A common way to construct a large vocabulary continuous speech recogniser LVCSR is to use 3 state HMMs to model phonemic units. In this dissertation the focus is to improve this standard phone model. To this end three alternative phone recognition systems will be proposed. Central in the first two systems is a set of Acoustic SubWord Units (ASWUs), which are used in order to train phone models with an extended state topology. This extended topology contains several parallel paths and allows the model to vary the amount of states that are employed for each realisation of the phones.
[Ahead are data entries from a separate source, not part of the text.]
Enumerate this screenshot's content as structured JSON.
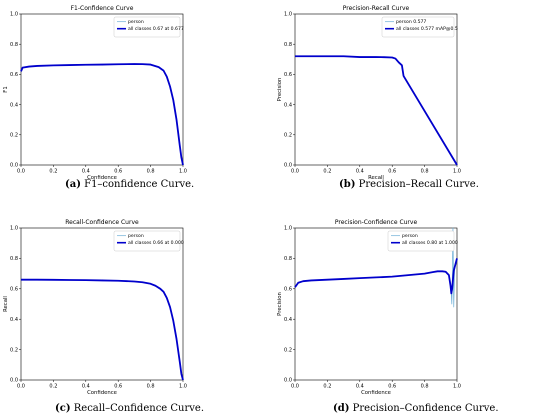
{
  "chart_data": [
    {
      "type": "line",
      "title": "F1-Confidence Curve",
      "xlabel": "Confidence",
      "ylabel": "F1",
      "xlim": [
        0,
        1
      ],
      "ylim": [
        0,
        1
      ],
      "xticks": [
        "0.0",
        "0.2",
        "0.4",
        "0.6",
        "0.8",
        "1.0"
      ],
      "yticks": [
        "0.0",
        "0.2",
        "0.4",
        "0.6",
        "0.8",
        "1.0"
      ],
      "legend_position": "top-right",
      "series": [
        {
          "name": "person",
          "color": "#6baed6",
          "width": "thin",
          "x": [
            0.0,
            0.01,
            0.05,
            0.1,
            0.2,
            0.3,
            0.4,
            0.5,
            0.6,
            0.7,
            0.75,
            0.8,
            0.85,
            0.88,
            0.9,
            0.92,
            0.94,
            0.96,
            0.98,
            0.99,
            1.0
          ],
          "y": [
            0.62,
            0.645,
            0.652,
            0.656,
            0.66,
            0.662,
            0.664,
            0.665,
            0.667,
            0.669,
            0.668,
            0.665,
            0.648,
            0.625,
            0.585,
            0.52,
            0.43,
            0.3,
            0.13,
            0.05,
            0.0
          ]
        },
        {
          "name": "all classes 0.67 at 0.677",
          "color": "#0000cc",
          "width": "thick",
          "x": [
            0.0,
            0.01,
            0.05,
            0.1,
            0.2,
            0.3,
            0.4,
            0.5,
            0.6,
            0.7,
            0.75,
            0.8,
            0.85,
            0.88,
            0.9,
            0.92,
            0.94,
            0.96,
            0.98,
            0.99,
            1.0
          ],
          "y": [
            0.62,
            0.645,
            0.652,
            0.656,
            0.66,
            0.662,
            0.664,
            0.665,
            0.667,
            0.669,
            0.668,
            0.665,
            0.648,
            0.625,
            0.585,
            0.52,
            0.43,
            0.3,
            0.13,
            0.05,
            0.0
          ]
        }
      ],
      "caption_letter": "(a)",
      "caption_text": " F1–confidence Curve."
    },
    {
      "type": "line",
      "title": "Precision-Recall Curve",
      "xlabel": "Recall",
      "ylabel": "Precision",
      "xlim": [
        0,
        1
      ],
      "ylim": [
        0,
        1
      ],
      "xticks": [
        "0.0",
        "0.2",
        "0.4",
        "0.6",
        "0.8",
        "1.0"
      ],
      "yticks": [
        "0.0",
        "0.2",
        "0.4",
        "0.6",
        "0.8",
        "1.0"
      ],
      "legend_position": "top-right",
      "series": [
        {
          "name": "person 0.577",
          "color": "#6baed6",
          "width": "thin",
          "x": [
            0.0,
            0.1,
            0.2,
            0.3,
            0.4,
            0.5,
            0.55,
            0.6,
            0.62,
            0.64,
            0.65,
            0.66,
            0.67,
            1.0
          ],
          "y": [
            0.72,
            0.72,
            0.72,
            0.72,
            0.715,
            0.715,
            0.714,
            0.712,
            0.705,
            0.68,
            0.67,
            0.66,
            0.59,
            0.0
          ]
        },
        {
          "name": "all classes 0.577 mAP@0.5",
          "color": "#0000cc",
          "width": "thick",
          "x": [
            0.0,
            0.1,
            0.2,
            0.3,
            0.4,
            0.5,
            0.55,
            0.6,
            0.62,
            0.64,
            0.65,
            0.66,
            0.67,
            1.0
          ],
          "y": [
            0.72,
            0.72,
            0.72,
            0.72,
            0.715,
            0.715,
            0.714,
            0.712,
            0.705,
            0.68,
            0.67,
            0.66,
            0.59,
            0.0
          ]
        }
      ],
      "caption_letter": "(b)",
      "caption_text": " Precision–Recall Curve."
    },
    {
      "type": "line",
      "title": "Recall-Confidence Curve",
      "xlabel": "Confidence",
      "ylabel": "Recall",
      "xlim": [
        0,
        1
      ],
      "ylim": [
        0,
        1
      ],
      "xticks": [
        "0.0",
        "0.2",
        "0.4",
        "0.6",
        "0.8",
        "1.0"
      ],
      "yticks": [
        "0.0",
        "0.2",
        "0.4",
        "0.6",
        "0.8",
        "1.0"
      ],
      "legend_position": "top-right",
      "series": [
        {
          "name": "person",
          "color": "#6baed6",
          "width": "thin",
          "x": [
            0.0,
            0.1,
            0.2,
            0.3,
            0.4,
            0.5,
            0.6,
            0.7,
            0.75,
            0.8,
            0.83,
            0.86,
            0.88,
            0.9,
            0.92,
            0.94,
            0.96,
            0.98,
            0.99,
            1.0
          ],
          "y": [
            0.66,
            0.66,
            0.659,
            0.658,
            0.657,
            0.655,
            0.653,
            0.648,
            0.643,
            0.633,
            0.62,
            0.6,
            0.58,
            0.54,
            0.48,
            0.39,
            0.27,
            0.12,
            0.04,
            0.0
          ]
        },
        {
          "name": "all classes 0.66 at 0.000",
          "color": "#0000cc",
          "width": "thick",
          "x": [
            0.0,
            0.1,
            0.2,
            0.3,
            0.4,
            0.5,
            0.6,
            0.7,
            0.75,
            0.8,
            0.83,
            0.86,
            0.88,
            0.9,
            0.92,
            0.94,
            0.96,
            0.98,
            0.99,
            1.0
          ],
          "y": [
            0.66,
            0.66,
            0.659,
            0.658,
            0.657,
            0.655,
            0.653,
            0.648,
            0.643,
            0.633,
            0.62,
            0.6,
            0.58,
            0.54,
            0.48,
            0.39,
            0.27,
            0.12,
            0.04,
            0.0
          ]
        }
      ],
      "caption_letter": "(c)",
      "caption_text": " Recall–Confidence Curve."
    },
    {
      "type": "line",
      "title": "Precision-Confidence Curve",
      "xlabel": "Confidence",
      "ylabel": "Precision",
      "xlim": [
        0,
        1
      ],
      "ylim": [
        0,
        1
      ],
      "xticks": [
        "0.0",
        "0.2",
        "0.4",
        "0.6",
        "0.8",
        "1.0"
      ],
      "yticks": [
        "0.0",
        "0.2",
        "0.4",
        "0.6",
        "0.8",
        "1.0"
      ],
      "legend_position": "top-right",
      "series": [
        {
          "name": "person",
          "color": "#6baed6",
          "width": "thin",
          "x": [
            0.0,
            0.02,
            0.05,
            0.1,
            0.2,
            0.3,
            0.4,
            0.5,
            0.6,
            0.7,
            0.75,
            0.8,
            0.85,
            0.88,
            0.91,
            0.93,
            0.95,
            0.96,
            0.965,
            0.968,
            0.97,
            0.975,
            0.98,
            0.985,
            0.99,
            1.0
          ],
          "y": [
            0.61,
            0.64,
            0.65,
            0.655,
            0.66,
            0.665,
            0.67,
            0.675,
            0.68,
            0.69,
            0.695,
            0.7,
            0.71,
            0.715,
            0.715,
            0.712,
            0.69,
            0.62,
            0.56,
            0.5,
            0.6,
            1.0,
            0.48,
            0.72,
            0.76,
            0.8
          ]
        },
        {
          "name": "all classes 0.80 at 1.000",
          "color": "#0000cc",
          "width": "thick",
          "x": [
            0.0,
            0.02,
            0.05,
            0.1,
            0.2,
            0.3,
            0.4,
            0.5,
            0.6,
            0.7,
            0.75,
            0.8,
            0.85,
            0.88,
            0.91,
            0.93,
            0.95,
            0.96,
            0.965,
            0.97,
            0.975,
            0.98,
            0.99,
            1.0
          ],
          "y": [
            0.61,
            0.64,
            0.65,
            0.655,
            0.66,
            0.665,
            0.67,
            0.675,
            0.68,
            0.69,
            0.695,
            0.7,
            0.71,
            0.715,
            0.715,
            0.712,
            0.69,
            0.62,
            0.57,
            0.6,
            0.66,
            0.72,
            0.76,
            0.8
          ]
        }
      ],
      "caption_letter": "(d)",
      "caption_text": " Precision–Confidence Curve."
    }
  ]
}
In the first system this topology is fixed with four parallel paths which contains one, two, three or four states. A novel training algorithm is developed in order to train each of the states properly. In the second system the number of paths and the number of states in each of the states are derived in a data driven manner using an algorithm for pronunciation variation modelling (PVM). This algorithm is applied to the set of ASWUs in order to find variations for each phones, variations which are used to decide the topologies.
The final system is a hybrid system that employs non-negative matrix factorisation (NMF), an algorithm capable of extracting latent units in a data driven manner to model the acoustic observations. This hybrid was proposed before in the literature for modelling audio mixtures. In this dissertation modifications to this original hybrid, the non-negative HMM (N-HMM), are suggested for it to be used on the speech recognition task. The main contribution is to introduce dependency on state duration for the output probability distribution functions. This modified structure is referred to as the non-negative durational HMM (NdHMM).